L'attitude des partis francophones faisait l'objet d'une attention particulière car, alors qu'il s'agit d'un dossier relevant de la Communauté flamande, ils étaient en mesure de faire basculer le vote dans un sens ou dans un autre.

Le MR et le PS ont finalement décidé de s'abstenir.

"Sur le fond du décret, nous avons vraiment un problème mais la procédure est tout aussi problématique. Nous ne sommes pas des juges. Il appartient aux entités fédérées de gérer les entités fédérées, et au fédéral de s'occuper des compétences fédérales. S'il y a une contestation, c'est à la Cour constitutionnelle de trancher", a expliqué Yves Rigot (PS).

La gêne était la même chez les libéraux francophones. "Actuellement, ce genre de problème est géré par la Cour constitutionnelle", a fait valoir Philippe Pivin (MR).

A la fin novembre, Groen, le sp.a et le PTB ont déclenché au parlement flamand cette procédure exceptionnelle à propos d'un projet de la majorité N-VA, CD&V et Open Vld qui supprimait à partir du 1er décembre des subsides attribués à des associations socio-culturelles au motif controversé qu'elles pratiqueraient la ségrégation. L'examen du texte a été gelé.

Cette procédure remonte à 1971 et vise à éviter qu'un groupe philosophique ne soit discriminé. Il s'agissait alors d'éviter que le courant laïc ne soit minorisé en Flandre et le courant catholique en Wallonie. Un cas d'utilisation est connu: en 1985, la procédure a été enclenchée alors que se discutait en Flandre l'ouverture du paysage audiovisuel à une chaîne privée, en l'occurrence VTM. La Chambre avait déclaré la motion non fondée.

Depuis lors, la Cour constitutionnelle a vu le jour et il lui appartient de veiller au respect des principes fondamentaux du pays. Nombreux, tant au nord qu'au sud du pays, sont ceux qui jugent dès lors cette procédure désuète.

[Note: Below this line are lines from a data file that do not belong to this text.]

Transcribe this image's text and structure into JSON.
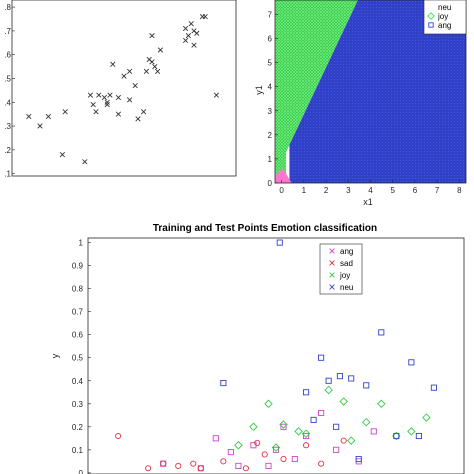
{
  "chart_data": [
    {
      "type": "scatter",
      "title": "",
      "xlabel": "",
      "ylabel": "",
      "ylim": [
        0.1,
        0.8
      ],
      "y_ticks": [
        "0.1",
        "0.2",
        "0.3",
        "0.4",
        "0.5",
        "0.6",
        "0.7",
        "0.8"
      ],
      "xlim": [
        0.0,
        0.8
      ],
      "marker": "x",
      "color": "#333333",
      "series": [
        {
          "x": [
            0.06,
            0.1,
            0.13,
            0.18,
            0.19,
            0.26,
            0.28,
            0.29,
            0.3,
            0.31,
            0.33,
            0.34,
            0.34,
            0.35,
            0.36,
            0.38,
            0.38,
            0.4,
            0.42,
            0.42,
            0.44,
            0.45,
            0.47,
            0.48,
            0.49,
            0.5,
            0.5,
            0.51,
            0.52,
            0.53,
            0.62,
            0.62,
            0.63,
            0.64,
            0.65,
            0.65,
            0.66,
            0.68,
            0.69,
            0.73
          ],
          "y": [
            0.34,
            0.3,
            0.34,
            0.18,
            0.36,
            0.15,
            0.43,
            0.39,
            0.36,
            0.43,
            0.42,
            0.4,
            0.39,
            0.43,
            0.56,
            0.42,
            0.35,
            0.51,
            0.53,
            0.41,
            0.47,
            0.33,
            0.36,
            0.53,
            0.58,
            0.68,
            0.57,
            0.55,
            0.53,
            0.62,
            0.71,
            0.66,
            0.68,
            0.73,
            0.7,
            0.64,
            0.69,
            0.76,
            0.76,
            0.43
          ]
        }
      ]
    },
    {
      "type": "heatmap",
      "title": "",
      "xlabel": "x1",
      "ylabel": "y1",
      "xlim": [
        -0.3,
        8.3
      ],
      "ylim": [
        0,
        7.6
      ],
      "x_ticks": [
        "0",
        "1",
        "2",
        "3",
        "4",
        "5",
        "6",
        "7",
        "8"
      ],
      "y_ticks": [
        "0",
        "1",
        "2",
        "3",
        "4",
        "5",
        "6",
        "7"
      ],
      "legend": [
        "neu",
        "joy",
        "ang"
      ],
      "legend_markers": [
        "o",
        "diamond",
        "square"
      ],
      "legend_position": "top-right",
      "regions": [
        {
          "label": "neu",
          "color": "#ff66cc",
          "description": "corner near origin"
        },
        {
          "label": "joy",
          "color": "#33ee55",
          "boundary_slope": 1.95,
          "boundary_intercept": 0.9
        },
        {
          "label": "ang",
          "color": "#3344ee"
        }
      ]
    },
    {
      "type": "scatter",
      "title": "Training and Test Points Emotion classification",
      "xlabel": "",
      "ylabel": "y",
      "ylim": [
        0,
        1
      ],
      "y_ticks": [
        "0",
        "0.1",
        "0.2",
        "0.3",
        "0.4",
        "0.5",
        "0.6",
        "0.7",
        "0.8",
        "0.9",
        "1"
      ],
      "xlim": [
        0,
        1
      ],
      "legend": [
        {
          "name": "ang",
          "marker": "x",
          "color": "#cc44cc"
        },
        {
          "name": "sad",
          "marker": "x",
          "color": "#dd3344"
        },
        {
          "name": "joy",
          "marker": "x",
          "color": "#33cc44"
        },
        {
          "name": "neu",
          "marker": "x",
          "color": "#3344cc"
        }
      ],
      "legend_position": "top-right",
      "series": [
        {
          "name": "ang",
          "marker": "square",
          "color": "#cc44cc",
          "x": [
            0.2,
            0.3,
            0.38,
            0.44,
            0.48,
            0.52,
            0.55,
            0.58,
            0.62,
            0.66,
            0.72,
            0.76,
            0.5,
            0.4,
            0.34
          ],
          "y": [
            0.04,
            0.02,
            0.09,
            0.12,
            0.03,
            0.2,
            0.06,
            0.16,
            0.26,
            0.1,
            0.05,
            0.18,
            0.1,
            0.03,
            0.15
          ]
        },
        {
          "name": "sad",
          "marker": "circle",
          "color": "#dd3344",
          "x": [
            0.08,
            0.16,
            0.24,
            0.3,
            0.36,
            0.42,
            0.47,
            0.52,
            0.58,
            0.62,
            0.68,
            0.45,
            0.28,
            0.2
          ],
          "y": [
            0.16,
            0.02,
            0.03,
            0.02,
            0.05,
            0.02,
            0.08,
            0.06,
            0.12,
            0.04,
            0.14,
            0.13,
            0.04,
            0.04
          ]
        },
        {
          "name": "joy",
          "marker": "diamond",
          "color": "#33cc44",
          "x": [
            0.4,
            0.44,
            0.48,
            0.52,
            0.58,
            0.64,
            0.7,
            0.74,
            0.78,
            0.82,
            0.86,
            0.9,
            0.68,
            0.56,
            0.5
          ],
          "y": [
            0.12,
            0.2,
            0.3,
            0.21,
            0.17,
            0.36,
            0.14,
            0.22,
            0.3,
            0.16,
            0.18,
            0.24,
            0.31,
            0.18,
            0.11
          ]
        },
        {
          "name": "neu",
          "marker": "square",
          "color": "#3344cc",
          "x": [
            0.36,
            0.51,
            0.58,
            0.62,
            0.64,
            0.67,
            0.7,
            0.74,
            0.78,
            0.82,
            0.86,
            0.88,
            0.92,
            0.72,
            0.66,
            0.6
          ],
          "y": [
            0.39,
            1.0,
            0.35,
            0.5,
            0.4,
            0.42,
            0.41,
            0.38,
            0.61,
            0.16,
            0.48,
            0.16,
            0.37,
            0.06,
            0.2,
            0.23
          ]
        }
      ]
    }
  ]
}
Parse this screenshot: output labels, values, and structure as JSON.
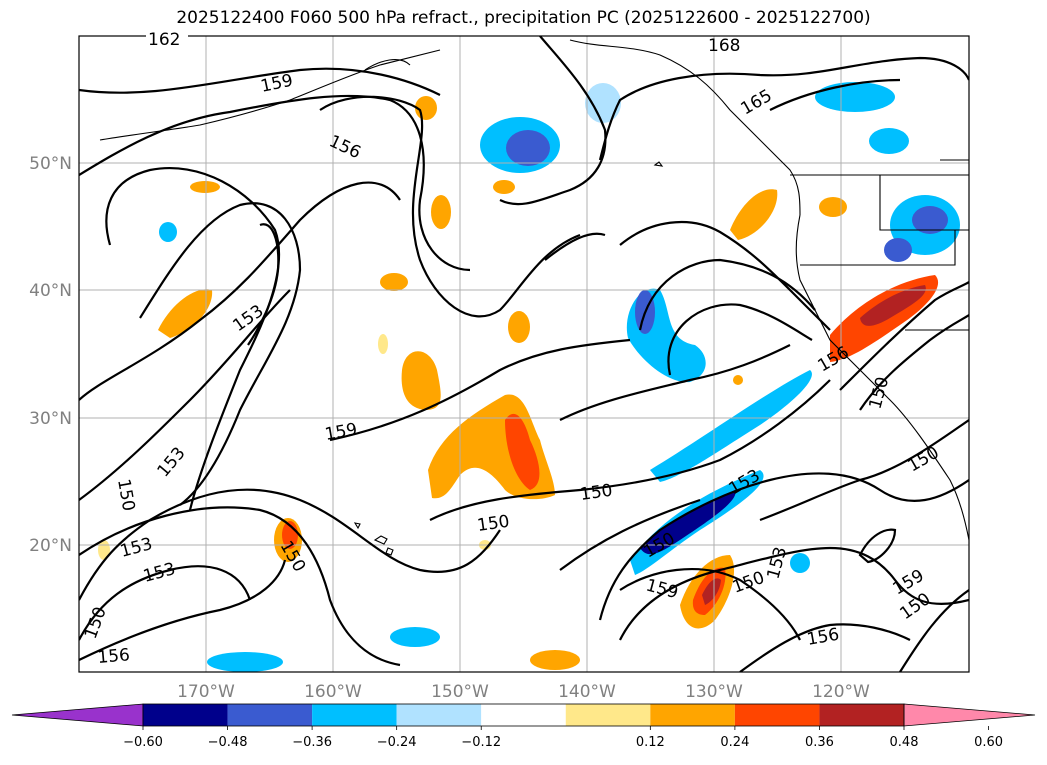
{
  "title": "2025122400 F060 500 hPa refract., precipitation PC (2025122600 - 2025122700)",
  "lat_labels": [
    "50°N",
    "40°N",
    "30°N",
    "20°N"
  ],
  "lon_labels": [
    "170°W",
    "160°W",
    "150°W",
    "140°W",
    "130°W",
    "120°W"
  ],
  "contour_labels": [
    "162",
    "168",
    "159",
    "165",
    "156",
    "153",
    "159",
    "153",
    "150",
    "150",
    "153",
    "153",
    "150",
    "150",
    "150",
    "159",
    "150",
    "153",
    "156",
    "156",
    "150",
    "153",
    "150",
    "156",
    "150",
    "159",
    "150",
    "156"
  ],
  "colorbar": {
    "ticks": [
      "−0.60",
      "−0.48",
      "−0.36",
      "−0.24",
      "−0.12",
      "0.12",
      "0.24",
      "0.36",
      "0.48",
      "0.60"
    ],
    "colors": [
      "#9932cc",
      "#00008b",
      "#3a5bd0",
      "#00bfff",
      "#b0e2ff",
      "#ffffff",
      "#ffe88a",
      "#ffa500",
      "#ff4500",
      "#b22222",
      "#ff88aa"
    ]
  },
  "fill_colors": {
    "neg_light": "#b0e2ff",
    "neg_mid": "#00bfff",
    "neg_strong": "#3a5bd0",
    "neg_xstrong": "#00008b",
    "pos_light": "#ffe88a",
    "pos_mid": "#ffa500",
    "pos_strong": "#ff4500",
    "pos_xstrong": "#b22222"
  }
}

"C'est un instrument d'un autre temps", a souligné M. Dewael qui a mis ses collègues en garde contre une utilisation abusive de cette procédure. "Si ça se passe aujourd'hui dans une direction, ça peut se passer demain dans une autre direction, et on sera parti dans une aventure".

"Cet instrument existe et on ne peut pas l'évacuer comme ça", a fait remarquer de son côté Kristof Calvo (Ecolo-Groen) tout en rappelant les raisons pour lesquelles l'opposition flamande avait choisi de recourir à cette procédure. Elle avait dénoncé les manières expéditives avec lesquelles le gouvernement flamand et la majorité entendait faire voter le projet de décret controversé.

La Chambre doit encore se prononcer en séance plénière.

De son côté, le Sénat tiendra la semaine prochaine des auditions de constitutionnalistes sur le sujet.